I feel like I am not making much sense. I am jumping all over the place. But the fact of the matter is, Claudia is the reason they left. I am the reason she did what she did. Maybe she started small. Maybe she stopped over at their place every so often to terrorize them. Whatever it was, I made a pact with the devil. The Lazy Laundriers are now gone. It now worries me about what is in store for me? Am I going to burn in hell for all eternity for sending Claudia over to them to do a job I was chicken s**t to do? What about the future tenant? Is there a bigger picture I am not aware of? Do Claudia’s powers reach further than just the walls of my apartment? I am a guy who likes to think ahead on many of things. Maybe the laundry issue was just a cover up. Maybe they were slacking on the laundry because she was already tormenting them. This could have been a project in the works for some time. The first time they slacked on washing and drying their clothes was not because they were lazy but because Claudia was already haunting them. They were trying to deal with her and wash clothes. Not to mention, take care of a child. It was too much to handle. They chose taking care of their child and dealing with Claudia than washing/drying their clothes. With them not washing their clothes, Claudia knew it was going to anger me. I already said she listens to me and knows my secrets and my lifestyle. She knows I am a neat freak. With them not washing their clothes, it was going to drive me nuts. But she couldn’t get them out all her own. She needed a person with a soul to get her to.

I could be wrong but maybe this was Claudia’s way of getting out and finding her way to the light. She couldn’t do it without me. Once I wished for her to haunt them, I opened up something that I can not fathom. I gave her the right to finally unleash hell on them. There are two possibilities. One, Claudia is now gone. She found the light and she is free to spend the afterlife in heaven or hell and I am free from her torment. Or, she is still here. She wanted the Lazy Laundriers gone for one reason. To bring in a new tenant. But who is this tenant? What connection do they have with her? Could the devil end up being my new neighbor? If so, I’ll never know. The devil has a pretty face. It’s not socially acceptable to go up to people and ask, “are you the devil?” I already sold my soul to the devil to rid me from the LL’s. Maybe he’s coming to collect. Nowhere in the leasing agreement did I agree to pay rent with my soul. Hell

This is too much to take in. I am happy the Lazy Laundriers are gone but I fear what is to come. I do wish that Claudia is finally gone but I don’t think she is. I have come to play an important part in her life now. She may be aware of everything I do but I am clueless as to what she is up to. Once the new tenant moves in, you can be sure I’ll be watching them like a hawk. Should I try to be friendly with them? Do I ignore them and pretend that they don’t exist? If I welcome them with open arms, I am just letting them into my life and that is what Claudia wants. I just wish I knew what she wants from me. Why am I so important to her? If she was wanting me to stay all along, then why scare me? Was her coming to me in my dreams a warning? So many questions…

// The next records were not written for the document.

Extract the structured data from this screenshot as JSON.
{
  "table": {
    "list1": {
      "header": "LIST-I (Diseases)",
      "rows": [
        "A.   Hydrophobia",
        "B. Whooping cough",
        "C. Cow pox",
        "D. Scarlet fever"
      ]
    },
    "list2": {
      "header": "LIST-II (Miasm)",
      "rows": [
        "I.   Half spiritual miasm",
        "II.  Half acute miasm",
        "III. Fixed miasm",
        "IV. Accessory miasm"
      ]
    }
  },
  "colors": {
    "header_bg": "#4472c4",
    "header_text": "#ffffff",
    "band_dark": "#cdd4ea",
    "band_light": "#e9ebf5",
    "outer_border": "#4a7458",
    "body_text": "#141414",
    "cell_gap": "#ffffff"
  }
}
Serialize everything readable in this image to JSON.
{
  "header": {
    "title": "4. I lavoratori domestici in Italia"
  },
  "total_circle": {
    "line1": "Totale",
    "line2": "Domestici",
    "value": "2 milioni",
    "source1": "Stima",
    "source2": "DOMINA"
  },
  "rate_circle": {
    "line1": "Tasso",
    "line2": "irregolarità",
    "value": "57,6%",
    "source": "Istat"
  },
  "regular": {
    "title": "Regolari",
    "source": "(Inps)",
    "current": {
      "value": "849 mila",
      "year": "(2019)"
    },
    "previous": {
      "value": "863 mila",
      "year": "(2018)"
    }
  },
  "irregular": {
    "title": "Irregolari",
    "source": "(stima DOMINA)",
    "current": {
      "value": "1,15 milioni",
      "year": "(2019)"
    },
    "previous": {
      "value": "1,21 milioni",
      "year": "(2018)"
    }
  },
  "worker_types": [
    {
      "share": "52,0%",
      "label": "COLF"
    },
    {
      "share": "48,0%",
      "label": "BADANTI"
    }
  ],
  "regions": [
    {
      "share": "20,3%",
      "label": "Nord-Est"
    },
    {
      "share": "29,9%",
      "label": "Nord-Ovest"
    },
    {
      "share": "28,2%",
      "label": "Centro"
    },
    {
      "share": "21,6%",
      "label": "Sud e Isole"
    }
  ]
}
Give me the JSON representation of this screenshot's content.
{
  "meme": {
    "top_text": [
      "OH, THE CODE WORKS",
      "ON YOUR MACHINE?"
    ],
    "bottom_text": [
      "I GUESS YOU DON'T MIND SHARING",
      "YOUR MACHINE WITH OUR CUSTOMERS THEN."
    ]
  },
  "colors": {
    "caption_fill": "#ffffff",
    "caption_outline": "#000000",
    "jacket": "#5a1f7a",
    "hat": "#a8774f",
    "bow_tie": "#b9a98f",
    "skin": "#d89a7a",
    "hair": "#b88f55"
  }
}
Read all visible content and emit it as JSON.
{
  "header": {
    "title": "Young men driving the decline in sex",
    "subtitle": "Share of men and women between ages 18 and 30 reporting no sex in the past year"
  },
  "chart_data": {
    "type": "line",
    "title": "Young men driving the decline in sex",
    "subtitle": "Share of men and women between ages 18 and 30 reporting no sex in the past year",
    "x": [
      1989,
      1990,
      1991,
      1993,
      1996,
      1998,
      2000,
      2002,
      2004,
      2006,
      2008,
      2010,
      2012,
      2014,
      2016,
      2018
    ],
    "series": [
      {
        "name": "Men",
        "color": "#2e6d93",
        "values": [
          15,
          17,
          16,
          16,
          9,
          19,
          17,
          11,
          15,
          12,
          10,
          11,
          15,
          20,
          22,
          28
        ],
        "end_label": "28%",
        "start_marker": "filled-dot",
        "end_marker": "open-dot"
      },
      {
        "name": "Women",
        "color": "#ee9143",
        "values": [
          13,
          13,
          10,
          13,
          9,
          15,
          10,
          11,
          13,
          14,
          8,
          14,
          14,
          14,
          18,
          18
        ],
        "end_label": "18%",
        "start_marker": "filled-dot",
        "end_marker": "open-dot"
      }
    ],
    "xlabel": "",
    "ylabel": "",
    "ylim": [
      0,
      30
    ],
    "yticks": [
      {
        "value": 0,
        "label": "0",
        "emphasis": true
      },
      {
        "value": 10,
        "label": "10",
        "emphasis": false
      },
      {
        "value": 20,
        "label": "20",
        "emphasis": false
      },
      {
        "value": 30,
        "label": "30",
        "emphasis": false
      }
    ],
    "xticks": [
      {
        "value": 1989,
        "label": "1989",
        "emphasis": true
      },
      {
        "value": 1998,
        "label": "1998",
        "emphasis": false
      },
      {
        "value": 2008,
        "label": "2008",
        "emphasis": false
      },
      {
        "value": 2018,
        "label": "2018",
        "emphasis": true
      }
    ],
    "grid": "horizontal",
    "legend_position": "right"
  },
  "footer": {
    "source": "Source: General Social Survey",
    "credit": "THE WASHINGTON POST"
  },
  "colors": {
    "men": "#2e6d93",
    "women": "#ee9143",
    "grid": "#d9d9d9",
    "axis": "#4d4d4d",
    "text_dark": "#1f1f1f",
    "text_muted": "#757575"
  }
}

Guess I won’t know till the new tenants move in. I promise that once they move in, I will let you know. I am a lost cause. My soul is now property of the devil. I wanted the Lazy Laundriers out. She fulfilled my wish. I am now in debt to her and to the devil. Is there a way to get my soul back? If you know, let me know. I may not be a religious person. I might not believe in heaven or hell but if these places do exist, I rather not spend my life in a room with no air conditioning.